Standing in support in the wings of the Winston Gray Street Stage at 1:30 pm on Saturday will be her parents, Johnny and Wendy Pomeroy, who have encouraged their daughter every step of the way. That way began about five years ago when they bought her a ukulele. It will take her to the Oklahoma Opry stage on May 12, where she will get to sing and play with music icon Wanda Jackson.

“If Ken was a boy, it wouldn’t matter. It wouldn’t be different,” Johnny Pomeroy said. He said their support – which has included introducing their daughter to seasoned professionals, taking her to multiple private and public performances and educating her about the business of music – is not much different than parents who support a child’s team sports. Except there is another important message: Everyone in music supports each other, and that’s a valuable lesson.
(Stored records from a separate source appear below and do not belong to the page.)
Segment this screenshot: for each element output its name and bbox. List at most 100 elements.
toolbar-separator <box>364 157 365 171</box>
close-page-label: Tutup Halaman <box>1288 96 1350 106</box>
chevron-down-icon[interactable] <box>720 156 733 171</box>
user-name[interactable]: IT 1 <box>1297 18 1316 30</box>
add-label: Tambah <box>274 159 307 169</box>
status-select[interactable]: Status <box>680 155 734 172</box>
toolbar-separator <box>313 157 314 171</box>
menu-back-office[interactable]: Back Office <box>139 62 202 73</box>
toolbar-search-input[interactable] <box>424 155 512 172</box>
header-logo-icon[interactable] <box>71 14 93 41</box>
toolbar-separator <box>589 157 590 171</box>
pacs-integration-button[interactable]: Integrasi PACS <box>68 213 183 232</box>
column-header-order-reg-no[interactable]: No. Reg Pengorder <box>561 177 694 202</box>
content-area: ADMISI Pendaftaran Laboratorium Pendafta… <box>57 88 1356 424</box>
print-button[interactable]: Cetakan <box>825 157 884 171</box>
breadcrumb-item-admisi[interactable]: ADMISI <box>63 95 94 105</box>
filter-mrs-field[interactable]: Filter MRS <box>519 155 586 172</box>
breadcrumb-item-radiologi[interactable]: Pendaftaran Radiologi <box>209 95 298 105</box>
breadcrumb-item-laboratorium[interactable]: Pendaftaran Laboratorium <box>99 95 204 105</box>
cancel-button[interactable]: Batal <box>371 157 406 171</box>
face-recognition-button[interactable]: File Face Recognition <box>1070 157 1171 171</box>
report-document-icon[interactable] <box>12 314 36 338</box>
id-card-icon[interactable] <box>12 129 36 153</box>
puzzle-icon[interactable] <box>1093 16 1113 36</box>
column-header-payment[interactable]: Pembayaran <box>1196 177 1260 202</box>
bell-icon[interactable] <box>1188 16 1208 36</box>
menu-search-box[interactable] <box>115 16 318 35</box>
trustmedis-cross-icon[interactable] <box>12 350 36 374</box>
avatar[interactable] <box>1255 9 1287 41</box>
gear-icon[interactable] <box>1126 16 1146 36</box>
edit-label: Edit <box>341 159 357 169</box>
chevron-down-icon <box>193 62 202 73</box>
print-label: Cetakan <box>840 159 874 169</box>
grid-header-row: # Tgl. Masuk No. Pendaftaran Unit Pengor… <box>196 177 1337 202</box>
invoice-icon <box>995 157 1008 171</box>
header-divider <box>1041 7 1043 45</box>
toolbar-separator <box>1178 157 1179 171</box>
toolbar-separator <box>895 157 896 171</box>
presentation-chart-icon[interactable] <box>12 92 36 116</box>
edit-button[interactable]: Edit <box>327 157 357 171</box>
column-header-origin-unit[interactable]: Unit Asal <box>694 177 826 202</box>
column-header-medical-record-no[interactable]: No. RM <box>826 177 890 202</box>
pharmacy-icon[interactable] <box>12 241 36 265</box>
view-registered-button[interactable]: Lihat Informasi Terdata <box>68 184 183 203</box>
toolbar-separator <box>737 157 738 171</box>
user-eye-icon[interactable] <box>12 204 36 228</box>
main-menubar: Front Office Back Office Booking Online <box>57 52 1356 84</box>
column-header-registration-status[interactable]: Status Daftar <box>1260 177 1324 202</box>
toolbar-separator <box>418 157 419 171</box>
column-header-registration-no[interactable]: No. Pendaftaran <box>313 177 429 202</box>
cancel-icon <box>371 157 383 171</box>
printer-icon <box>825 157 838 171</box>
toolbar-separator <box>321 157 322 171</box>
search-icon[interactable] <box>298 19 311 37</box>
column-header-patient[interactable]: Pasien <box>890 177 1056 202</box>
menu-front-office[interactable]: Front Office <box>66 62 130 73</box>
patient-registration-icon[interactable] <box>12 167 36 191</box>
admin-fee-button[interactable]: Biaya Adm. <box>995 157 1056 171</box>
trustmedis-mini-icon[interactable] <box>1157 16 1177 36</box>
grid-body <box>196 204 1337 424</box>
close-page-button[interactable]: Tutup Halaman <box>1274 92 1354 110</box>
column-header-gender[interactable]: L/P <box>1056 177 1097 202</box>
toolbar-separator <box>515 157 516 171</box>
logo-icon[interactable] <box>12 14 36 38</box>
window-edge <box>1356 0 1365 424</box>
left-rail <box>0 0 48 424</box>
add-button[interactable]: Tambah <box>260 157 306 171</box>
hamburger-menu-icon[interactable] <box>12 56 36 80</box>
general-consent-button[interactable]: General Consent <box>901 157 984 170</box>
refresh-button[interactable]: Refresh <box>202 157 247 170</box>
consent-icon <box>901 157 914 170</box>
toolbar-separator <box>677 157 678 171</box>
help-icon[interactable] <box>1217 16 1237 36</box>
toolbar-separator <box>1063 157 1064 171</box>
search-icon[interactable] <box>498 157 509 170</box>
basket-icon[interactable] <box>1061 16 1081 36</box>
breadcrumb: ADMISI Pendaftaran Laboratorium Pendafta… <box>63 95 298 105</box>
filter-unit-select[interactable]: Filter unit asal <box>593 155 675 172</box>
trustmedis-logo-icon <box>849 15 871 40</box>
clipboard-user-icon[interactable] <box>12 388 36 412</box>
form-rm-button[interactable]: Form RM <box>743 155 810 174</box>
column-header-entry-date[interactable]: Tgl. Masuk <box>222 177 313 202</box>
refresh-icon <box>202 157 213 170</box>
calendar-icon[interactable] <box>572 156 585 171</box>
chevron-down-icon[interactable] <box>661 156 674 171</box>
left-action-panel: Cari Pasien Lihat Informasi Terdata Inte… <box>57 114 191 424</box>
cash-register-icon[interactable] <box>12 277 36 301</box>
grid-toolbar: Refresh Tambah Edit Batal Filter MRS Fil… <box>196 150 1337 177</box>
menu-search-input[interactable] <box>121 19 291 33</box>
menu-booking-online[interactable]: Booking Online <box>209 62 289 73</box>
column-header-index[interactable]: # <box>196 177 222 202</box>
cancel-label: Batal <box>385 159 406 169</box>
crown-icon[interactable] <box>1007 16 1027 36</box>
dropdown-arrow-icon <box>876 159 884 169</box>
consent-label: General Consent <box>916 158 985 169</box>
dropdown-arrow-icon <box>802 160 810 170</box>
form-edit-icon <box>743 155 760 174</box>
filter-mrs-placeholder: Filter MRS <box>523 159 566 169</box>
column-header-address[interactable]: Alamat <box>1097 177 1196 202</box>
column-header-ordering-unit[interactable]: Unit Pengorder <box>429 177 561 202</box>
“This is our soccer,” he said. “But, in soccer there is an opposing team. In baseball there are those other guys. There’s always that guy, ‘Oh, watch out for him.’ But we don’t have that. When she is performing at JJ’s and there are 50 musicians there, too, they are all for her. They would kill for her.”

Can’t make NMF? Check out MisFEST in September

In September, many of the female singer-songwriters appearing at NMF will perform at a Tulsa music festival created specifically for them. Stephan, one of the organizers of Music is She, She is Music Festival (otherwise known as MisFEST) said the all-female showcase encourages women to express themselves through music. MisFEST will be Sept. 15 at the River West Festival Park.

Stephan said the festival will include workshops on other aspects of the music business, such as sound engineering and management. MisFEST also has an important message to women, musicians or not.

“Never be afraid to be honest,” said Stephan. “Never be afraid and think that what you have is less worthy than someone else.”

(Editor’s note: An earlier version of this story understated the total number of female acts. NonDoc regrets the error.)